"Benar! jangan ingat masa lalu lagi, kita pikirkan saja masa depan. paman berharap apapun kerjamu dan di mana kamu berada. hidupmu akan semakin membaik!" ucap Andres.
"Terima kasih, Paman!" balas ucapan Rebecca dengan senyum.
Tempat tinggal Andres.
Lucia baru pulang ke rumahnya dengan membawa banyak barang-barang belanjaannya.
"Lucia, apa yang kamu beli? kenapa begitu banyak barang yang kamu bawa?" tanya Yuly.
"Semua ini adalah pakaian kita, dan juga kosmetikku," jawab Lucia yang mengambilkan sehelai baju baru dan memberikan kepada ibunya.
"Baju ini untuk mama, cobalah untuk memakainya!"

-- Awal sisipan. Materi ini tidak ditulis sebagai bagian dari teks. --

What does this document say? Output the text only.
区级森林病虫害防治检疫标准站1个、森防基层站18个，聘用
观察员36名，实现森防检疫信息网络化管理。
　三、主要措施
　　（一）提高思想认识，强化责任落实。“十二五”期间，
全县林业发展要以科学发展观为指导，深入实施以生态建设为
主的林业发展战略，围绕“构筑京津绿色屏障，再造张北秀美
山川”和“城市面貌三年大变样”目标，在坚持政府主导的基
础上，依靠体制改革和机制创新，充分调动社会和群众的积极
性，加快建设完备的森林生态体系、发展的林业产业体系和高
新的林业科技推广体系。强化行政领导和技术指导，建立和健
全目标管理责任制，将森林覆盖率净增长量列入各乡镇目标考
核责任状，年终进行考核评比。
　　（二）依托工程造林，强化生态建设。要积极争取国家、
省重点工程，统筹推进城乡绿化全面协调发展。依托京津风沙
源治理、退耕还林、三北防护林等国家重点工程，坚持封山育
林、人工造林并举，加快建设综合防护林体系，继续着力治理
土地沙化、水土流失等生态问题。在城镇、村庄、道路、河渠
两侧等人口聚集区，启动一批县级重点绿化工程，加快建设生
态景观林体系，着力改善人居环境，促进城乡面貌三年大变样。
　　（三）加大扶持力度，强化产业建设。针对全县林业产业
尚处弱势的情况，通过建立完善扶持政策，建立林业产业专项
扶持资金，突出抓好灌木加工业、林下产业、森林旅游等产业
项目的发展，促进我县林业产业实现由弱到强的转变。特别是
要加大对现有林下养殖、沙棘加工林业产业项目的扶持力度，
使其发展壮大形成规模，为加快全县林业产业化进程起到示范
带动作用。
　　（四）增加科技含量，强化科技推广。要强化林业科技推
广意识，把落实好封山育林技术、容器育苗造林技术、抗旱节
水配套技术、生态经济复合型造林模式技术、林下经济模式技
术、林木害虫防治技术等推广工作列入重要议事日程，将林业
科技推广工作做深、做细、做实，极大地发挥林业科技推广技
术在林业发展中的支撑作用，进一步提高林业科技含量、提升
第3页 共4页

"Lucia, kalau bisa kamu harus hemat dan jangan boros! uang tidak mudah dicari. dalam sebulan kamu sudah shopping berapa kali," ujar Yuly.
"Ma, aku adalah manager, kalau tidak berpenampilan cantik harus diletakkan di mana wajahku, lagi pula gajiku sangat tinggi jadi tidak masalah," jawab Lucia.
"Mama tahu kalau gajimu tinggi, tapi...hemat dalam pengeluaran uang tidak ada salahnya," kata Yuly.
"Sudahlah, Ma! jangan banyak ikut campur urusanku. walau aku tidak bisa menjadi dokter. setidaknya aku bisa menjadi manager yang hebat. dalam sebulan saja aku sanggup membeli mobil. dan bulan depan aku berencana ingin membeli mobil. saat itu kita bisa jalan-jalan," kata Lucia dengan bangga.
"Dari mana kamu dapat uang sebanyak itu untuk membeli mobil? harga mobil tidak murah."
"Ma, karena aku adalah manager, selain mendapat gaji aku juga mendapat bonus. semua ini karena kepintaranku oleh karena itu aku bisa mendapat banyak bonus," jawab Lucia.
"Mama tidak menyangka putri mama sangat pintar," puji Yuly dengan gembira.
Nada panggilan masuk ke handphone milik Lucia.
"Hallo," sahut Lucia yang menjawab panggilan itu.
"Lucia, ada beberapa bos besar yang sedang menunggumu di sini, kau harus datang sekarang juga!" perintah seorang wanita yang di seberang sana.
"Baiklah, aku segera datang!" jawab Lucia yang memutuskan panggilannya.
"Ma, aku harus segera pergi, bos sedang menungguku. kami harus rapat!" pamit Lucia yang langsung melangkah pergi.
"Kamu belum makan, apa tidak bisa tunggu selesai makan baru pergi?" ucap Yuly.
"Tidak ku sangka Lucia begitu pintar, aku sangat bangga dengan putriku ini," gumam Yuly.
Lucia yang keburu menjumpai beberapa orang pria di sebuah hotel.
Setelah tiba di depan pintu kamar. ia mengetuk pintu tersebut.
Tuk...tuk...
Klek.
Pintu dibuka oleh seorang pria paruh baya.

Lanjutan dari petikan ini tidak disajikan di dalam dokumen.